• Large-scale gold miners experience a 21.6% decline in contributions in January 2025
  • Small-scale miners seize the opportunity, increasing gold contributions by 70.2% in January 2025
  • Gold finished January on an all-time-high of US$2,812, up 8% on the month

                             

global gold prices, and returns. source, World Gold Council, Equity Axis

Harare- Gold deliveries in January 2025 saw a significant uptick, rising by 29.2% to 3.1 tonnes compared to 2.4 tonnes in the same period last year, according to the latest data from Fidelity. However, this increase was driven primarily by small-scale miners, who capitalised on gold prices surpassing US$1,800 per ounce.

 Meanwhile, large-scale miners faced challenges, with output declining due to high operational costs, and key projects undergoing maintenance.

Large-scale miners experienced a significant decline in gold deliveries in January 2025, with 868.7 kilograms delivered, down from 1,108 kilograms in January 2024. This represents a substantial 21.6% year-over-year decrease, highlighting a notable slowdown in gold production.

The decline was attributed to several factors, including increased production costs, and the temporary shutdown of key projects for maintenance.
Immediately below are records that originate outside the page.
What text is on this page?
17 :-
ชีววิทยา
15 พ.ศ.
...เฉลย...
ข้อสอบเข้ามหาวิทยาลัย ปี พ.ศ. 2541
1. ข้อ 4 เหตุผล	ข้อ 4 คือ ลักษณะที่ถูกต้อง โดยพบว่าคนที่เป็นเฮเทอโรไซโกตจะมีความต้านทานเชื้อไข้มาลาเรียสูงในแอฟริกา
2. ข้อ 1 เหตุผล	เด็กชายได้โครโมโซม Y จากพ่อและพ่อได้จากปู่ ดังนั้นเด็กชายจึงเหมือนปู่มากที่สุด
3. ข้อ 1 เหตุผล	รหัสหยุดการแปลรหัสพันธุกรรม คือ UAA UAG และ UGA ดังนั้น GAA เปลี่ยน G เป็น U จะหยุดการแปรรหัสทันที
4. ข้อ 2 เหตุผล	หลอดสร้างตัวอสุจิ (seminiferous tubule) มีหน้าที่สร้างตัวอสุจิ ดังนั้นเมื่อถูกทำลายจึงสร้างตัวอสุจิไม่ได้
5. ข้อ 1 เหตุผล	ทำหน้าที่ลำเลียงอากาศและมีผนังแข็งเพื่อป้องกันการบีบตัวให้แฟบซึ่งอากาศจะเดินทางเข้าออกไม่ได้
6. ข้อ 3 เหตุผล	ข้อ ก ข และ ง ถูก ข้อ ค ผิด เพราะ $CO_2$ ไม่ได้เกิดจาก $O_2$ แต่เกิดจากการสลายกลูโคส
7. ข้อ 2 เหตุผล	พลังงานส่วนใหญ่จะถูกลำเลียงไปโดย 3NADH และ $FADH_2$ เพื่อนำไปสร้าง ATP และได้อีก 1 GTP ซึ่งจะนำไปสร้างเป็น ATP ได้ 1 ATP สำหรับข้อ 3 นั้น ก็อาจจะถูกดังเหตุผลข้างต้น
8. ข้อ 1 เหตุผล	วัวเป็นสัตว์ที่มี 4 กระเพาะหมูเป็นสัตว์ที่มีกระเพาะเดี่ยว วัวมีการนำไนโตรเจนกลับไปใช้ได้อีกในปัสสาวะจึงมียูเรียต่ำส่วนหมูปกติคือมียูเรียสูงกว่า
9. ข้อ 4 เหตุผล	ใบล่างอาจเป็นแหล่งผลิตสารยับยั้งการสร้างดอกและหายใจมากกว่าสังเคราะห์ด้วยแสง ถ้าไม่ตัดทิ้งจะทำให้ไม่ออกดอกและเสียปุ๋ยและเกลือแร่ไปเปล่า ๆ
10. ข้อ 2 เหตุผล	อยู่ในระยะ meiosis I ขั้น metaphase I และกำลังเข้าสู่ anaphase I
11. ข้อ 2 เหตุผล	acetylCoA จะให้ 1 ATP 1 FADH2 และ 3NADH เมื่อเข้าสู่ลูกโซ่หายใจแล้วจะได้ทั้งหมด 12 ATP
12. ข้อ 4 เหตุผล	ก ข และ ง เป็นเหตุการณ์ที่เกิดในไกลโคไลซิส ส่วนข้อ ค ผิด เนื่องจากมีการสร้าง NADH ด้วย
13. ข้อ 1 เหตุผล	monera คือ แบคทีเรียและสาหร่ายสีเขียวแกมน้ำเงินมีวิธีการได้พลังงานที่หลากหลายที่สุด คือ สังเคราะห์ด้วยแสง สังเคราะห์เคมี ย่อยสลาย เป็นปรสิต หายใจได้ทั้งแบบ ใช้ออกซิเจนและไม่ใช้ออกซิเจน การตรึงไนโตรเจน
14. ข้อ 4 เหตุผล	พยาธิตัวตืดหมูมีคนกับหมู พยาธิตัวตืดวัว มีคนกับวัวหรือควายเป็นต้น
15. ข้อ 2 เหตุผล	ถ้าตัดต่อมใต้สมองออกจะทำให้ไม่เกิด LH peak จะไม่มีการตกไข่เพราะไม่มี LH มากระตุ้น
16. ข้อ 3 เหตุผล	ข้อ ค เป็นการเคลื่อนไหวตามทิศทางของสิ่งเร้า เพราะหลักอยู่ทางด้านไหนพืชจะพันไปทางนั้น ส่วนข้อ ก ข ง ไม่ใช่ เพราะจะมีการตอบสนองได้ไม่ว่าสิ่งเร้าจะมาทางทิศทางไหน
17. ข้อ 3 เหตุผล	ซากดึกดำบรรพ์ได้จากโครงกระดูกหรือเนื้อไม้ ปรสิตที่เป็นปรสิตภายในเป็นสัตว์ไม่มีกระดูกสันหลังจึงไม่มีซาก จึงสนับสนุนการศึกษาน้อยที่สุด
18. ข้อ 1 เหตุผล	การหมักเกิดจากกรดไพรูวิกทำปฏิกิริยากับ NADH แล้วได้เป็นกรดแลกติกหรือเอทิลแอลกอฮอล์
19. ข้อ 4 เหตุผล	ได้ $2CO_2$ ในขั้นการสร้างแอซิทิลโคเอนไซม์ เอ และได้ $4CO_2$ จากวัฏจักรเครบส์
Some mines are in the process of being rejuvenated to extend their operational lifespans, further reducing immediate output. These challenges highlight the vulnerabilities faced by large-scale operations in maintaining consistent production levels failing to take advantage of high gold prices.

                       

In contrast, small-scale miners seized the opportunity presented by low rainfall in January 2025, ramping up production to deliver 2,265 kilograms of gold, a substantial 70.2% increase from the 1,333 kilograms recorded in January 2024.

The surge in output from small-scale miners was fueled by record-high gold prices, which surpassed $1,800 per ounce, providing a strong incentive for increased production.

Small-scale miners, who are often paid in cash and operate with lower overhead costs, were able to quickly adapt to the favourable market conditions.

                             

Their agility and ability to respond to price fluctuations allowed them to take full advantage of the rising gold prices, contributing significantly to the overall increase in deliveries.

The disparity between large-scale and small-scale mining output reflects the differing dynamics within the gold sector.

The cash-based nature of small-scale mining operations also provides them with greater flexibility, enabling them to ramp up production when market conditions are favorable.

Looking ahead, the gold market is expected to remain robust, with prices supported by ongoing geopolitical tensions, economic uncertainty, and strong demand from both investors and central banks.

However, the challenges faced by large-scale miners, including weather-related disruptions and rising costs, may continue to constrain their output in the short term. Efforts to rejuvenate aging mines and improve operational efficiency will be critical for large-scale producers to regain their footing and contribute more significantly to overall gold deliveries.

Since 2017, small-scale miners have remained a key driver of gold production contributing over 60% last year to the national output. Government is targeting 40 tonnes of gold this year.